O silêncio das inocentes
A política tradicional norte-americana sempre se dividiu em relação ao aborto. A população norte-americana também. Contudo, uma geração inteira teve este debate, e foi dado como adquirido que o lado da liberdade da mulher e dos direitos reprodutivos tinha ganho. Infelizmente, ano após ano, e Estado após Estado, este direito fundamental foi consistentemente e habilmente afetado, com legisladores estatais republicanos e governadores a considerarem que a sua vontade suplantava o direito estabelecido federalmente. Tentou-se inclusive imbuir cidadãos de capacidade persecutória e delatora de quem assistisse a mulher no exercício do seu direito reprodutivo.
Durante décadas, existiu uma sensação de que com a reconciliação da população americana com Roe vs Wade este deixaria de ser um assunto político relevante, e o próprio GOP tentou transitar para outras bandeiras conservadoras, sendo que até o primeiro Presidente Bush era considerado pró-escolha até ser candidato a VP na presidência Reagan. Mas, bastou chegar às suas próprias primárias para abandonar esta posição. Levanta-se então a questão: o direito ao aborto sempre esteve seguro nos EUA, seja em termos políticos como em matéria de opinião da população geral?
Como tudo, nos EUA o aborto tem tanto de polarizador como de pouco moderado. Existem republicanos com cargos políticos relevantes a defenderem o aborto legal só apenas em casos de violação e incesto, sendo que uma franja nem nessa situação o considera, e temos democratas que não são favoráveis a um limite máximo de semanas para uma mulher poder realizar a intervenção. Só os mais desatentos com as especificidades da política americana podem ignorar o peso do single-issue voter, e que esta percentagem no voto republicano é muito mais alargada do que no voto democrata. Os eleitores democratas, e independentes que votam democrata, aderem a um conjunto de ideais e princípios, sendo estes normalmente a procura de mais equidade e direitos sociais num país tão desigual. O voto republicano, nomeadamente o evangélico, não é assim.
De facto, muitos evangélicos, e até americanos com outras crenças religiosas, depositaram o seu voto em Trump olhando para o 45º Presidente dos Estados Unidos como o seu Rei Cyrus, um homem profundamente distante deles em termos de conduta na sua vida pessoal, mas que lhes ia entregar o que mais desejavam: o reverter de Roe vs Wade, a nomeação de juízes conservadores para o Supremo Americano, e uma restruturação profunda do sistema judicial federal e estatal, apontando juízes que iriam decidir favoravelmente a qualquer tentativa de atropelo do direito ao aborto.
Obviamente que esta estratégia venceu. O Supremo tem uma maioria conservadora de 6 para 3. E chegamos aqui ao ponto final desta reflexão.

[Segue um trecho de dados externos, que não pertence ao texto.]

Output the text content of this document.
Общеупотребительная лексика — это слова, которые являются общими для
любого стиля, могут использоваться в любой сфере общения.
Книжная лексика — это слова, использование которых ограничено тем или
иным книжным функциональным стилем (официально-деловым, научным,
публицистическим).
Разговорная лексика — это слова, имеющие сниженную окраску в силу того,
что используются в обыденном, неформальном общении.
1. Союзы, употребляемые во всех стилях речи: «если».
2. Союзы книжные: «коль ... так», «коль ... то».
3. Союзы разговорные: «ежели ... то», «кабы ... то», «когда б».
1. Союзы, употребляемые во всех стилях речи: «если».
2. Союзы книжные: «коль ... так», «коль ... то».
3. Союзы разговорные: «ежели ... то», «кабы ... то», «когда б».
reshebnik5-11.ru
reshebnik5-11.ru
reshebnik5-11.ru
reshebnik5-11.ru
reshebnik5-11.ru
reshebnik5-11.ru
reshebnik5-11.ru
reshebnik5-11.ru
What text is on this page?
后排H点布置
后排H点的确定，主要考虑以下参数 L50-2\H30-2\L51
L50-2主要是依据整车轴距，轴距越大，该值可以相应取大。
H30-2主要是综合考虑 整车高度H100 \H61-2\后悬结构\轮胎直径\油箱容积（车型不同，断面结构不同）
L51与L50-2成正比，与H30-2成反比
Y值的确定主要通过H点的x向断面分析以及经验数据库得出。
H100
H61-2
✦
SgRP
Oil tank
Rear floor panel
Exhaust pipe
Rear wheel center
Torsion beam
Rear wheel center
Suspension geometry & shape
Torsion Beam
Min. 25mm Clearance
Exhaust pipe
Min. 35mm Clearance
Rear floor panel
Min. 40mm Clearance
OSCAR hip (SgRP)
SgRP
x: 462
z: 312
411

O perigo de ter permitido que Roe vs Wade fosse meramente uma questão judicial, não sendo sufragada em voto e consequente discussão em Congresso e Senado, foi o maior erro dos democratas e ativistas pró-aborto. Permitir que o fosse culminou na sua óbvia periclitância, que leva a que só neste momento, depois de sair um rascunho de uma possível decisão de reversão de Roe vs Wade, se comece a ter uma conversa séria sobre a passagem de legislação em sede de Congresso, e na queda da filibuster do Senado caso não existam os 60 votos favoráveis, coisa que não há.
Os democratas, com um presidente obviamente não capaz de fazer um segundo mandato, tinham todas as condições de realizar mudanças estruturais no país até 2024. Não o fizeram em termos de direitos de voto, não o fizeram em termos de um pacote económico profundamente estrutural, e não o fizeram em termos de alteração da dinâmica do Senado, essa relíquia de um país que é como um grande barco imóvel no meio do Atlântico, perpetuamente estagnado politicamente, sem terra à vista. Já existia muito pouco que agarrasse o voto democrata tirando um voto contra uma plataforma republicana bafienta, e neste momento, o incentivo a que esta maré se altere é perfeitamente nulo.
Pode residir aqui a grande morte do sonho Democrata, a de uma transição demográfica natural e favorável ao voto no partido, dado que numa questão tão basilar votar democrata não protegeu os milhões de mulheres americanas inocentes, as que vão residir em Estados conservadores e que são demasiado pobres para poderem mudar a sua sorte, resignadas e possivelmente recambiadas de volta aos becos, à morte por abortos inseguros e ao profundo e mais absoluto silêncio.